Preparing the collard greens (optional)
Some people advise to cut out the thick rib in the center of the collard green; this definitely makes the collards easier to roll up-but I’ve also managed without taking this extra step. To trim down this stem, simply cut down the center rib with a knife (carefully, of course!) until the stem is about as flat as the rest of the leaf.
*Recipe via TheKitchn.com
1 cup red lentils
2 cups italian parsley leaves
2 cups cilantro leaves
1 red onion
5 garlic cloves
1-2 serrano peppers (can sub with jalapeño peppers)
1 1/2 tablespoons tahini
1 1/2 tablespoons olive oil
1 teaspoon salt
1 teaspoon ground cumin
1 teaspoon ground coriander
1/2 teaspoon baking soda
1-3 tablespoons chickpea flour (can sub with an all purpose flour if you can digest gluten)
Soak the lentils for a few hours or overnight, then rinse them clean.

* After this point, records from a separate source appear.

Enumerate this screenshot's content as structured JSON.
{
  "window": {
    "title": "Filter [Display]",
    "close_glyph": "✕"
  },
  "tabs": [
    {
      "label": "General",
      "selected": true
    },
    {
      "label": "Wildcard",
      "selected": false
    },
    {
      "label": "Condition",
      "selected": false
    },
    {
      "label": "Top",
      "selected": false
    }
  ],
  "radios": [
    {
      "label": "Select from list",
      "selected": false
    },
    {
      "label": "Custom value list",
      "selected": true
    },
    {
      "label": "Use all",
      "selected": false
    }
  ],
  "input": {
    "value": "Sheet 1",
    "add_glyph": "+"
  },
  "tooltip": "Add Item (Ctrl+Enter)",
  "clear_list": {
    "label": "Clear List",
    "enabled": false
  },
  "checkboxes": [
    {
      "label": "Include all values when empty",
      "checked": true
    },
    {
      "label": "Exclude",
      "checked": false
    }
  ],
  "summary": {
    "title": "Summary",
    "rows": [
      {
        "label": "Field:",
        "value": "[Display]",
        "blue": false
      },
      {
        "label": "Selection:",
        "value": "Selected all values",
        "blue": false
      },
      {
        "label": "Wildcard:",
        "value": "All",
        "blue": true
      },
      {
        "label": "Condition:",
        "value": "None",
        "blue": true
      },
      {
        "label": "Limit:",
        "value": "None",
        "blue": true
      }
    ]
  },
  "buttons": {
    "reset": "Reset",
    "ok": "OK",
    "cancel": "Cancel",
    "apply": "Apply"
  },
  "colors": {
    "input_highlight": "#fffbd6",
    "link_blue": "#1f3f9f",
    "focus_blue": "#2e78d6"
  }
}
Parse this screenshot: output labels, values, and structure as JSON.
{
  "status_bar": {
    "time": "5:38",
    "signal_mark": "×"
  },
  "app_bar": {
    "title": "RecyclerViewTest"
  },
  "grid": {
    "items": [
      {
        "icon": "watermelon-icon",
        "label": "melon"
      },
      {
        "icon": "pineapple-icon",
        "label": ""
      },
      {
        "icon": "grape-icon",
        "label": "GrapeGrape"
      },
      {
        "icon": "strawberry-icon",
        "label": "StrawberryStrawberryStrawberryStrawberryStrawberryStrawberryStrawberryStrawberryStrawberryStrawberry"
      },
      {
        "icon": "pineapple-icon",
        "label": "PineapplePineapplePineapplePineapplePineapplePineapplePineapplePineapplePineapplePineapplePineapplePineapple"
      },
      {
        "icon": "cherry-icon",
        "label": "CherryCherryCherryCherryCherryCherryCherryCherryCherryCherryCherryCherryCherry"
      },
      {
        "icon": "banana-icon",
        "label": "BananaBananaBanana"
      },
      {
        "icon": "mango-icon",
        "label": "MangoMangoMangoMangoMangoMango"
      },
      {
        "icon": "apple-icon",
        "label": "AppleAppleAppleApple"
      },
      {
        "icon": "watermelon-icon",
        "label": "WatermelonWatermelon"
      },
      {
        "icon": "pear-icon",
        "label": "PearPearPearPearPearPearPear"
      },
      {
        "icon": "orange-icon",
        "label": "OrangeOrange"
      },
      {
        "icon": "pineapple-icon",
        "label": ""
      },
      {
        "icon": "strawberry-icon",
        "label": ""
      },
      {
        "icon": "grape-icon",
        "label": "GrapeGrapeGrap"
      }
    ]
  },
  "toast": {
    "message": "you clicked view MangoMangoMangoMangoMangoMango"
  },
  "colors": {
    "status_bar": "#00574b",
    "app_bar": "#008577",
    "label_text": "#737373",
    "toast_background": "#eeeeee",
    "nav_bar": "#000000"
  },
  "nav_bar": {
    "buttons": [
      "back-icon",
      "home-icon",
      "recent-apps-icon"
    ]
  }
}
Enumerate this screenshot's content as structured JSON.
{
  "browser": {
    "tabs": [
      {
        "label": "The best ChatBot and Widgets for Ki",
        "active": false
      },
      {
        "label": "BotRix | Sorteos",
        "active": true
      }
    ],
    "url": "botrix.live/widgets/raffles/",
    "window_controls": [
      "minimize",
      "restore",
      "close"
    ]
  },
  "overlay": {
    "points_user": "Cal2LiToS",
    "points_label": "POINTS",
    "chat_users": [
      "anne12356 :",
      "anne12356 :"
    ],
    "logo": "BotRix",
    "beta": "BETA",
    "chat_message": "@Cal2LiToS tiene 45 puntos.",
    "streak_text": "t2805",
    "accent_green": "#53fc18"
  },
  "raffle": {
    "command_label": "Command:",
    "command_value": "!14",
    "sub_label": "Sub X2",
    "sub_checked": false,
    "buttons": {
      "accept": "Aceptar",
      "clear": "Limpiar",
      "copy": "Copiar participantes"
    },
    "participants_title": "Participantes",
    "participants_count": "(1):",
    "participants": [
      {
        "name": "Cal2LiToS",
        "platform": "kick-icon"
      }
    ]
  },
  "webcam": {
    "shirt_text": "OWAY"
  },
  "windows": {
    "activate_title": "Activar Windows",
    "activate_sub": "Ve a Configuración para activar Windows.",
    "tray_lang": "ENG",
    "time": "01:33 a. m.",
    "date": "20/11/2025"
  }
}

Preheat your oven to 375 degrees F.
Making the Falafels
In a food processor, pulse the lentils around 5 times until ground. Next, add the cilantro, parsley, jalapeños, garlic, and onion. Finally, pour in the olive oil, tahini paste, spices, salt and pepper and combine until almost smooth (but not completely smooth). Next, add the baking soda and then the 1-3 tablespoons chickpea flour little by little; if the mixture seems too ‘liquidy’ after one tablespoon, add more, but do not exceed 3 tablespoons as the falafels will end up being super hard after baking. Refrigerate the mixture for 15-30 minutes and then form them into balls on a parchment lined baking sheet. I shaped mine more so into patties than perfect balls, this is up to you! Bake for 18-20 minutes.
2 cups of dairy free yogurt
juice of 1/2 a lemon
1/4 cup chopped dill
1/2 cup of chopped cucumber
1/4 cup chopped mint
1 tsp cumin
salt and pepper to taste
Combine all ingredients and refrigerate before serving!